Butuh waktu 3 menit untuk sampai di kelasnya. Yoona membuka pintu kelas tersebut, yang tidak terkunci, mungkin ada beberapa murid kelasnya yang memilih tinggal di kelas saat guru piket menawarkan mereka untuk menghabiskan jam pelajaran olahraga–berhubung Pak Jang, guru olahraganya ijin tidak masuk–di ruang auditorium dan menonton film saja di sana atau sekadar bermain. Yoona pikir tidak ada satu pun murid yang ingin tetap tinggal di kelas yang membosankan, tapi kalau pintu kelasnya tidak terkunci berarti masih ada orang di dalam.

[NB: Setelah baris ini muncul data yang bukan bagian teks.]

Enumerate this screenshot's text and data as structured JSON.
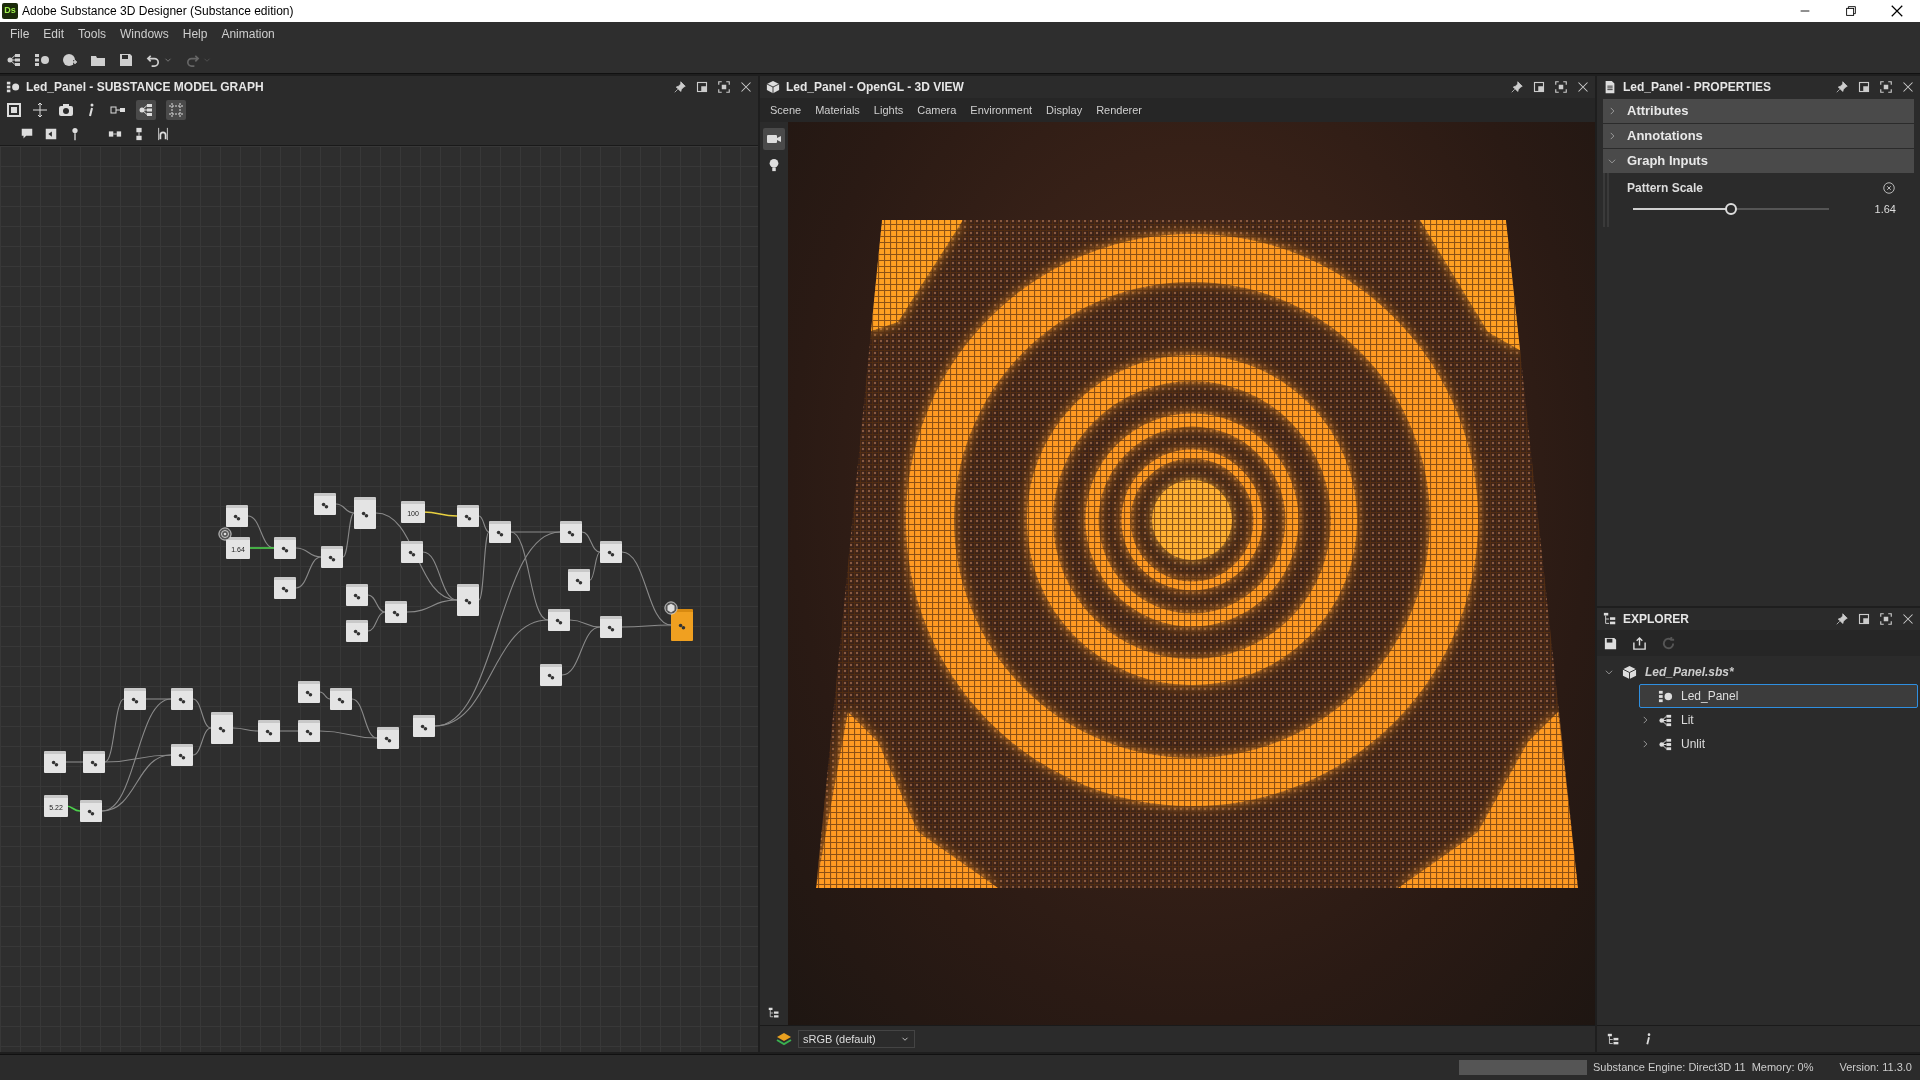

Ia mendorong pintunya dan masuk, lalu bergegas membaca daftar barang pertama. Ah, sweater milik Taeyeon. Warnanya abu-abu dan untung saja segera ditemukan di mejanya yang ada di barisan paling belakang. Yoona melangkah ke sana dan meraih sweater Taeyeon itu.

Tubuhnya pun berbalik dan menyapukan pandangannya ke meja-meja lain setelah membaca daftar barang kedua; botol minum warna biru laut kepunyaan Sunny. Namun justru matanya menangkap seseorang yang sedang duduk dua bangku berselang dari tempatnya berada. Yoona memastikan bahwa teman sekelasnya yang terdiam itu adalah laki-laki, tapi pikirannya pun melayangkan pertanyaan singkat.

Sejak ia masuk sedari tadi tidak ada suara apa pun, bahkan Yoona baru saja menyadari keberadaan teman sekelasnya itu saat mengedarkan pandangannya. Kepalanya menunduk hingga Yoona tidak mampu mengenalinya, maka ia pun melangkah mendekat, mungkin saja dia tertidur dalam posisi duduk.

“Hei,” Dengan agak gemetar, Yoona menyentuh bahu teman sekelasnya itu untuk membangunkannya. “H-hei,” Panggilnya lagi, kemudian menoel bahu itu lebih keras. Akibat guncangan tersebut, kepala laki-laki itu bergerak namun tidak kunjung mendongak.

Yoona berdoa dalam hatinya, semoga saja tidak ada kejadian buruk–

“AAAA!” Dirinya terdapati berteriak kencang sambil melangkah mundur. Teman sekelasnya itu adalah Byun Baekhyun, namun bukannya justru terbangun dari tidur, kepalanya malah terkulai ke samping. Dan yang membuat jantung Yoona serasa berhenti adalah karena ada noda darah di sekitar pilipis Baekhyun. Bahkan, Yoona baru menyadari warna kemerahan yang membasahi seragam kemeja putih milik Baekhyun.

Truk!

Kepalanya dengan cepat menoleh ke arah pintu karena suara itu pasti adalah bunyi pintu yang tertutup. Matanya menangkap seorang Kim Jongin berdiri di sana dengan tampang polos. Di saat jantungnya yang masih berdebar keras, Yoona berniat membuka mulutnya dan menjelaskan apa  yang terjadi pada Jongin.

“A-aku ti-ti-tidak melakukan apapun–“

Lalu disusul bunyi sebuah benda jatuh tepat di sebelah kaki Yoona berdiri. Gadis itu pun melompat dan memekik kaget. Sebuah kunci inggris ukuran sedang dengan bercak darah di ujungnya lah yang baru saja terjatuh dari pangkuan Baekyun. Gadis itu berjongkok dan menyentuh kunci tersebut, menggenggamnya dengan sebelah tangannya.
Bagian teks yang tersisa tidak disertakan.